L’oblio del carcere

di Piombo /Sono in saletta, assorto nei miei pensieri, e sono in fibrillazione. Mille pensieri si accavallano nella mia mente e frullano nel cervello. In questi mesi ho fatto di tutto per risolvere le necessità che mi riguardano, quelle che richiedevano maggiore attenzione, che andavano seguite, risolte e sbrogliate. Ho fatto tutto ciò che potevo, ho parlato con educatrici, magistrato di sorveglianza, ispettore, Corte d’appello e ci siamo quasi per la banca. Ho mantenuto la parola data a un amico: gli sono stato accanto fino al suo ingresso in comunità, anche quando gli era stato tolto un anno e sei mesi perché non era con me quella dannata sera. Infine, ho finalmente cambiato sezione.
Finalmente ho ritrovato un po’ di pace nei rapporti con i compagni di sezione, mentre nella vecchia erano alquanto altalenanti, in base alle giornate. Ho continuato a tenermi occupato con corsi, impegni vari e ho cercato di risolvere problemi esterni. Sono all’ultimo step a quanto sembra.

Tutto bene direte voi e invece è proprio qui che iniziano i pensieri, quelli che tieni per te, che affronti con te stesso negli attimi di tempo che ti ritagli. Pensieri, a volte pesanti, che ti tolgono il respiro e la lucidità, bloccandoti nel tuo io più recondito, facendo frullare il cervello e attanagliandoti il cuore.
“Quanto dovrò stare dentro?”, pensi. Ti eri fatto un’idea, ma – anche se si pensa che in galera vada tutto a rilento perché lì si deve rimanere e si dice che i giorni si susseguano uno dietro l’altro, a volte uguali, a volte diversi – il mondo va avanti e con esso i propri conti e progetti di libertà.
In sezione si ride, si scherza, si vive la vita del carcere come se nessuno avesse pensieri e tutti fossero pronti ad affrontare le giornate, ma non è quella la realtà. Si parla e ci si muove, chi più chi meno, per combattere e superare i propri ostacoli. A un occhio inesperto, alcune persone sembrano in pace col mondo, affrontando il susseguirsi dei giorni con una tranquillità a volte disarmante; come se avessero accettato di vivere in un limbo, mormorando un rassegnato “Si sta bene, per carità!”. Io, invece, sto combattendo con tutte le mie forze per non cadere in quell’oblio.

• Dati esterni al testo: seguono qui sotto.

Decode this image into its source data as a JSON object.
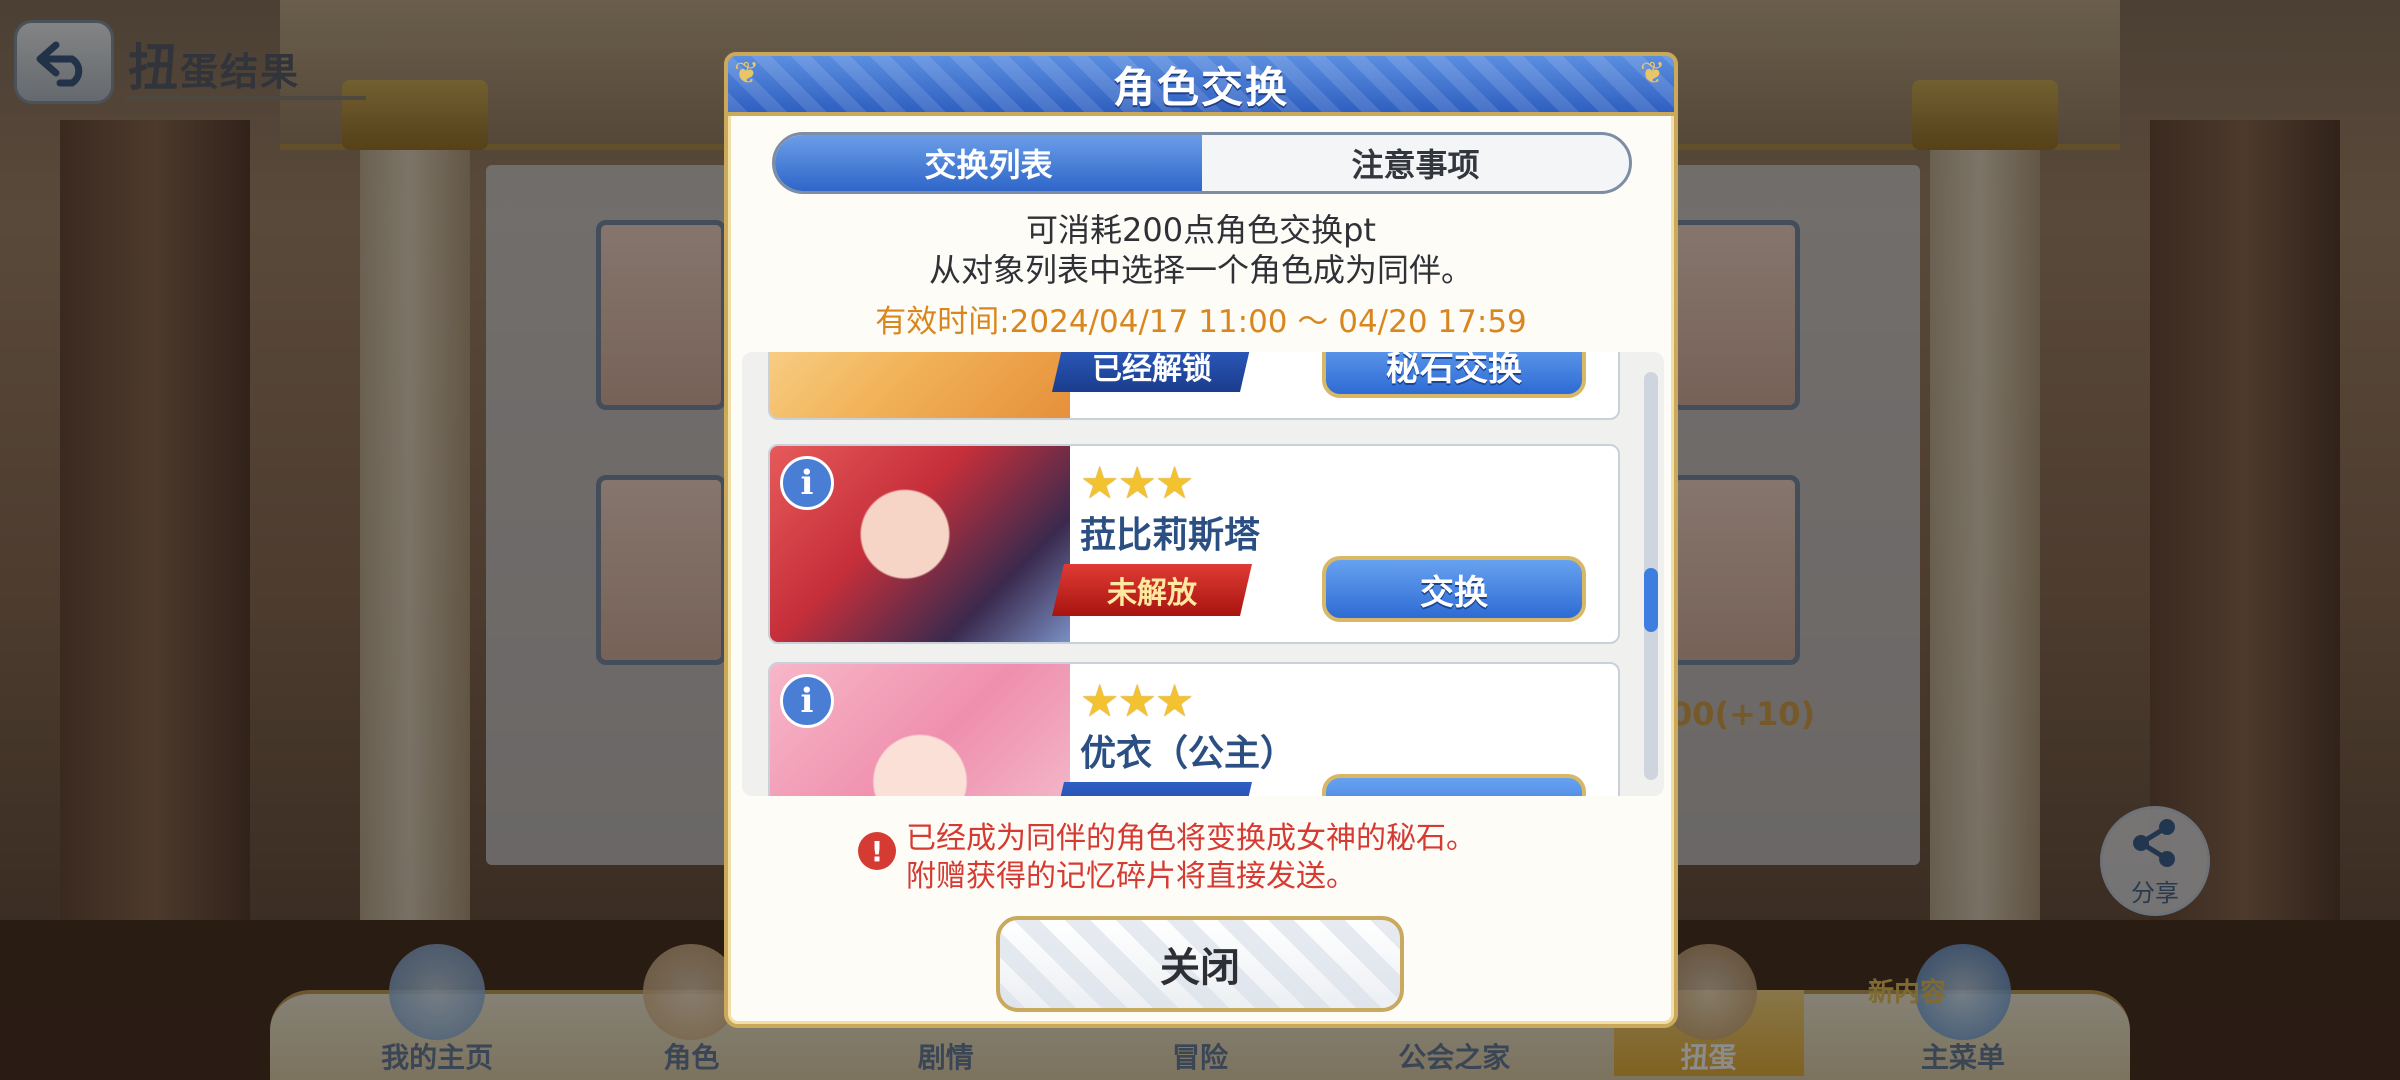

Non voglio che le mie giornate siano così, e a quel punto fanno capolino quei pensieri di cui ho parlato: la paura che i tempi non siano quelli pensati, che si passi qui dentro molto più tempo, un tempo ancora indefinito, e che, come persona e carattere, non si sia pronti ad accettare passivamente o in pace con sé stessi.
Per indole fatico ad accettare tutto ciò, ma, come detto, il mondo non si ferma là fuori. Pensi agli amici, a quando li rivedrai e a cosa fare per accorciare la tua permanenza. L’avvocato non risponde alle tue domande, restano inevasi i tuoi dubbi che aumentano e attanagliano mente e cuore, mentre ormai è già ora di chiusura e un velo di malinconia si aggiunge alle tue spalle, alla chiusura del blindo. Pensi e ripensi mentre cala la sera, decidi, o meglio ti ripeti, di pensarci domani, cerchi di distrarti cercando conforto nella lettura, nella tv, ma non riesci e allora osservi il muro accanto a te. I pensieri cavalcano nella tua mente e si accavallano ancor di più finché non ti abbandoni tra le braccia di Morfeo. Domani è un altro giorno e si inizia nuovamente la battaglia a denti stretti, a mente lucida, ma dentro di te tutto si muove come un maremoto. Non lo dai da vedere, ma è così l’oblio, comunque lo si voglia chiamare. No, dovrà ancora attendere, io non sono ancora pronto per lui.